= Italia K2 =

Italian documentary

Italia K2 is an Italian documentary by Marcello Baldi, released in 1955.

The film documents the 1954 Italian expedition to K2, led by Ardito Desio, which saw the conquest of the K2 summit for the first time by Achille Compagnoni and Lino Lacedelli.

The film is divided into three parts: the preparation of the expedition in Italy, the approach to the K2 base camp in Pakistan, and the climb to the summit. Baldi oversaw the filming of the sequences filmed in Italy, while the filming in Pakistan was handled by Mario Fantin. Compared to similar works created by other expeditions of the time, Italia K2 presents the novelty of also showing shots taken from the summit; these shots were carried out by Compagnoni and Lacedelli themselves.

According to Morandini, the film shows images of a touching sobriety, which contrast with the emphasis of the commentary, which followed the general tone of INCOM newsreels typical of the fifties.

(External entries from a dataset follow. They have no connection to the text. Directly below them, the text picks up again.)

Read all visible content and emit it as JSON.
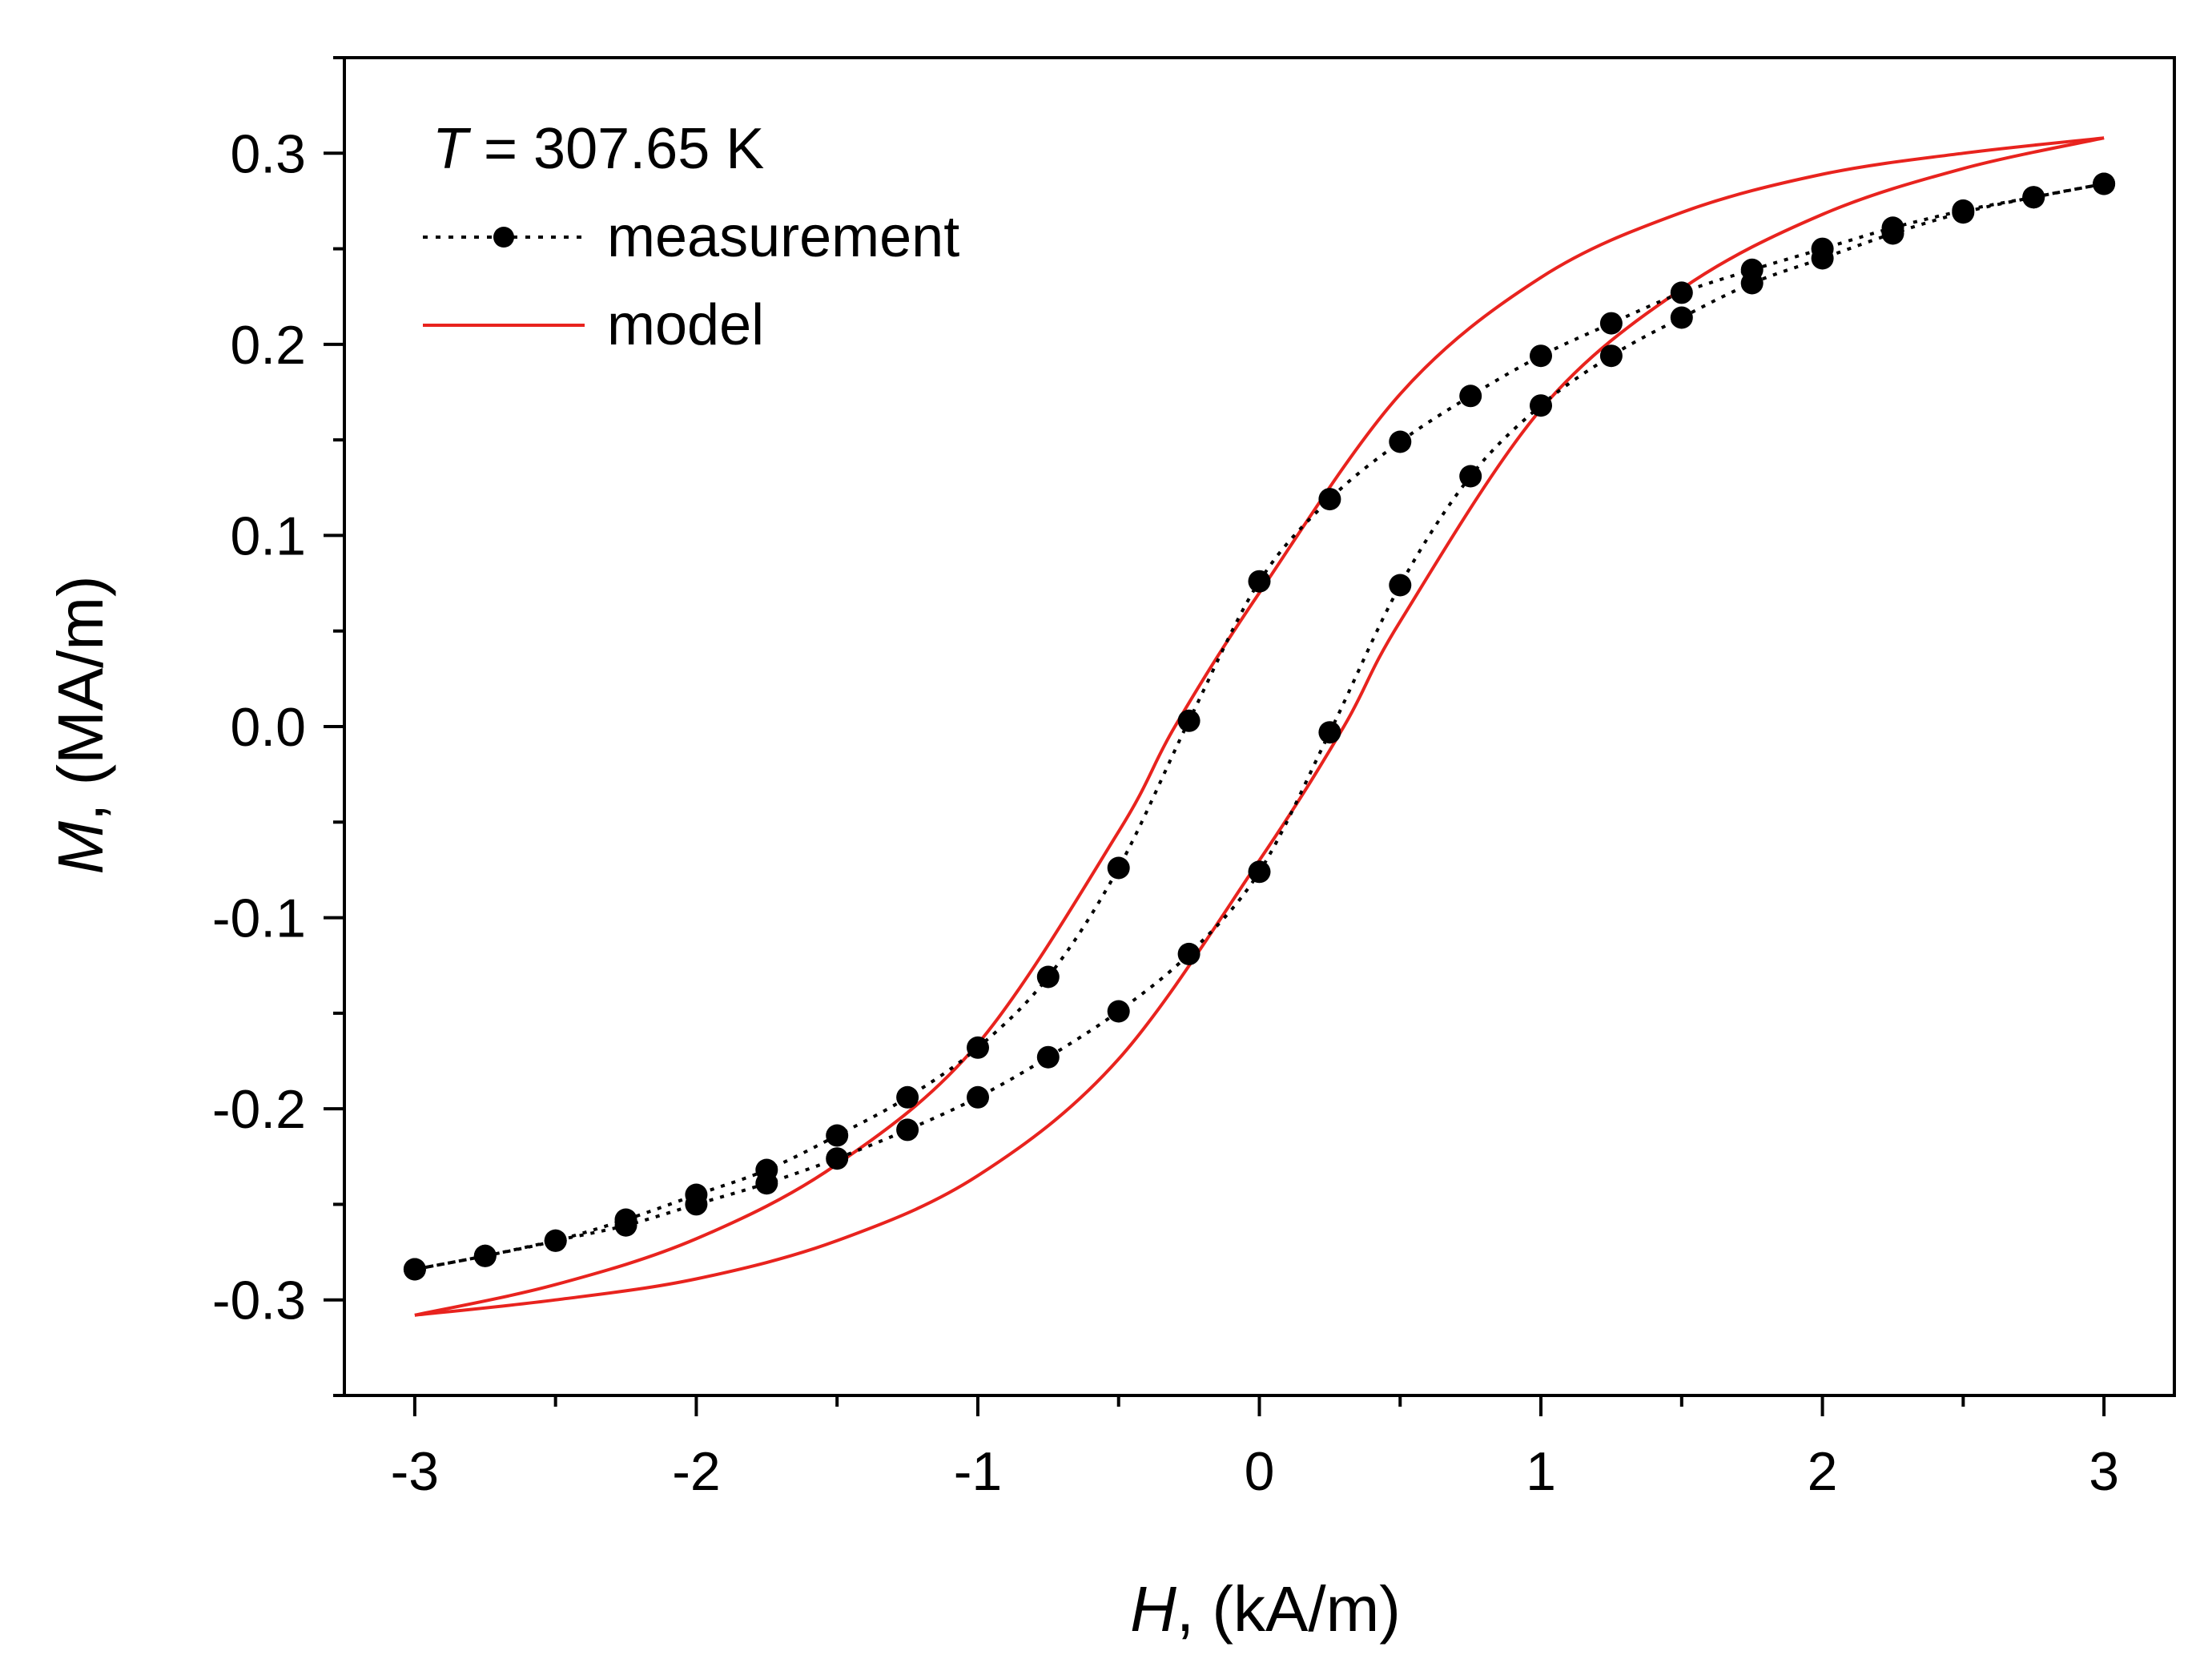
{
  "chart_data": {
    "type": "line",
    "annotation": {
      "symbol": "T",
      "text": " = 307.65 K"
    },
    "xlabel": {
      "symbol": "H",
      "unit": ", (kA/m)"
    },
    "ylabel": {
      "symbol": "M",
      "unit": ", (MA/m)"
    },
    "xlim": [
      -3.25,
      3.25
    ],
    "ylim": [
      -0.35,
      0.35
    ],
    "xticks": [
      -3,
      -2,
      -1,
      0,
      1,
      2,
      3
    ],
    "xtick_labels": [
      "-3",
      "-2",
      "-1",
      "0",
      "1",
      "2",
      "3"
    ],
    "yticks": [
      -0.3,
      -0.2,
      -0.1,
      0.0,
      0.1,
      0.2,
      0.3
    ],
    "ytick_labels": [
      "-0.3",
      "-0.2",
      "-0.1",
      "0.0",
      "0.1",
      "0.2",
      "0.3"
    ],
    "grid": false,
    "legend": {
      "position": "top-left",
      "entries": [
        {
          "label": "measurement",
          "style": "dotted-black-with-dots",
          "color": "#000000"
        },
        {
          "label": "model",
          "style": "solid-red",
          "color": "#e8231e"
        }
      ]
    },
    "series": [
      {
        "name": "measurement (descending branch)",
        "color": "#000000",
        "x": [
          3,
          2.75,
          2.5,
          2.25,
          2,
          1.75,
          1.5,
          1.25,
          1,
          0.75,
          0.5,
          0.25,
          0,
          -0.25,
          -0.5,
          -0.75,
          -1,
          -1.25,
          -1.5,
          -1.75,
          -2,
          -2.25,
          -2.5,
          -2.75,
          -3
        ],
        "y": [
          0.284,
          0.277,
          0.27,
          0.261,
          0.25,
          0.239,
          0.227,
          0.211,
          0.194,
          0.173,
          0.149,
          0.119,
          0.076,
          0.003,
          -0.074,
          -0.131,
          -0.168,
          -0.194,
          -0.214,
          -0.232,
          -0.245,
          -0.258,
          -0.269,
          -0.277,
          -0.284
        ]
      },
      {
        "name": "measurement (ascending branch)",
        "color": "#000000",
        "x": [
          -3,
          -2.75,
          -2.5,
          -2.25,
          -2,
          -1.75,
          -1.5,
          -1.25,
          -1,
          -0.75,
          -0.5,
          -0.25,
          0,
          0.25,
          0.5,
          0.75,
          1,
          1.25,
          1.5,
          1.75,
          2,
          2.25,
          2.5,
          2.75,
          3
        ],
        "y": [
          -0.284,
          -0.277,
          -0.269,
          -0.261,
          -0.25,
          -0.239,
          -0.226,
          -0.211,
          -0.194,
          -0.173,
          -0.149,
          -0.119,
          -0.076,
          -0.003,
          0.074,
          0.131,
          0.168,
          0.194,
          0.214,
          0.232,
          0.245,
          0.258,
          0.269,
          0.277,
          0.284
        ]
      },
      {
        "name": "model (descending branch)",
        "color": "#e8231e",
        "x": [
          3,
          2.5,
          2,
          1.5,
          1,
          0.5,
          0,
          -0.3,
          -0.5,
          -1,
          -1.5,
          -2,
          -2.5,
          -3
        ],
        "y": [
          0.308,
          0.3,
          0.289,
          0.269,
          0.235,
          0.174,
          0.07,
          0.0,
          -0.055,
          -0.166,
          -0.229,
          -0.268,
          -0.292,
          -0.308
        ]
      },
      {
        "name": "model (ascending branch)",
        "color": "#e8231e",
        "x": [
          -3,
          -2.5,
          -2,
          -1.5,
          -1,
          -0.5,
          0,
          0.3,
          0.5,
          1,
          1.5,
          2,
          2.5,
          3
        ],
        "y": [
          -0.308,
          -0.3,
          -0.289,
          -0.269,
          -0.235,
          -0.174,
          -0.07,
          0.0,
          0.055,
          0.166,
          0.229,
          0.268,
          0.292,
          0.308
        ]
      }
    ]
  }
}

The film was previewed on 25 March 1955 in the presence of president Luigi Einaudi and was a good success with the public, grossing 360 million lire. In 2022 the Cineteca di Bologna redistributed it in a restored edition. The new edition includes only the sequences created by Fantin; the original music was preserved, while both the part relating to the preparations in Italy and the rhetorical commentary of the time were eliminated, replaced by captions based on Fantin's notes.